Милк

  Молоко продавали на станции, из желтой, грубо-крашеной цистерны. Полагалось приехать на карликовом велосипеде «Школьник», лучше «Орленок», или, реже, оглушительно пердящих сизым дымом мопедах «Верховина 5»,«Рига12», отстоять, подать бидон: "два литра пожалуйста", заплатить рыжим мятым рублем, железом, можно медью, как тут удержаться, чтобы сразу не отпить, прямо через край - белоснежное, сладкое как мороженое. Гуля, вообще-то, сначала откусывал от горячих фламандских хлебов и только затем припадал к холодному эмалевому краю.
Воспитанные дачники из очереди – те, как правило, пользовались дорожными велосипедами, а вот местные гопники, как раз, предпочитали оглушительные дымные мопеды, которые не заводились, потому владельцы вечно толкали красными короткопалыми руками «Ригу12» и «Верховину 5» по пыльным колеям и коровьим блинам.
Свирепые с виду гопники в действительности не представляли серьезной опасности, единственное, что они могли сделать, это «дать по яйцам» и «тряхнуть».
Гопники ездили на станцию за папиросами Север, Прима и Аврора, в очереди за молоком они замечены не были. Жили неизвестно где, но появлялись из пораженных жучком-вредителем кустов и щелей между гаражами, по пути оплевывая подзолистые почвы. Гуля и его друг, метатель перочинных ножей Боря Бирулин, старались обходить гаражи, но местные на шумном, зловонном транспорте все равно -находили, побеждали и отнимали.

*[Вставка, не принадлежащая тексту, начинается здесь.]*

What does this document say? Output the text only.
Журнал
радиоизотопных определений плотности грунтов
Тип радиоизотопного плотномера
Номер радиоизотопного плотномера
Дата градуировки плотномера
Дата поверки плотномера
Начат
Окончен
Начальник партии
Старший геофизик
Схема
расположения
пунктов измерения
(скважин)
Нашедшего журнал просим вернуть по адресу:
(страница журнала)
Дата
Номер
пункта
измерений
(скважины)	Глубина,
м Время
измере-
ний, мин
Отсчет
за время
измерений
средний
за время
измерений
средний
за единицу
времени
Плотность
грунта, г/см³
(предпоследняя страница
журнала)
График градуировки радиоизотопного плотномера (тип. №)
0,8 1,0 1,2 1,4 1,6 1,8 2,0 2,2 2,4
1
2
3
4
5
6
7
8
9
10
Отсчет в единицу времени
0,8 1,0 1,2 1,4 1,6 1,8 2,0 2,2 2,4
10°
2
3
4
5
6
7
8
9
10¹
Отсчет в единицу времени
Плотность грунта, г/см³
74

Гуля преодолел изрядное расстояние, когда остановил «Школьник» у песчаного обрыва. По легенде, в этом месте навеки засыпало песком какую-то дачную детвору и с тех самых пор остались зиять на крутом песчаном склоне зловещие, ведущие в никуда норы.
Гуля, глядя на роковое место  поверх бидона, пил безукоризненно белое совхозное молоко.
Молочное утро, обычный полдень, вечер, когда приедет папа, с которым они, назавтра, потому что суббота, пойдут удить на тихое плоское озеро - сложатся, соединятся в тот самый счастливый день, что будет он вспоминать через 40 лет, лежа на кухонном полу с длинной бутылкой метаксы, стоящей подобно шахматной фигуре на клетчатом линолеуме. Разве мог знать об этом трусоватый мальчик, вязнущий в песке, почти без помех лежащем на этой планете миллиарды лет, шинами своего детского велосипеда? А думал ли о таком папа, покупая в пригородной кассе коричневый древний билет из картона – прочностью и размером с две пуговицы его крапчатого спортивного пиджака - проходил, садился в уже  движущемся вагоне и остро пахнущий смолеными шпалами ветер из узкой окованной форточки шевелил его светлые власы. Поезд больше не был ни там, двадцать минут назад, ни там, двадцать минут позже, вагон громыхал и лязгал, как башенный часовой механизм, пассажиры часового механизма выходили из никогда-ниоткуда на пыльную асфальтовую платформу СЛЕДУЮЩЕЙ станции, а металлический каленый временем вихрь уносился дальше и когда он пронесся по, имеющемуся у каждого садовода в кармане, теперь архивному, расписанию, мимо нашей маленькой станции, где продают молоко из желтой цистерны, я увидел в толпе папу в спортивном пиджаке с хлястиком-планкой, самого высокого в толпе.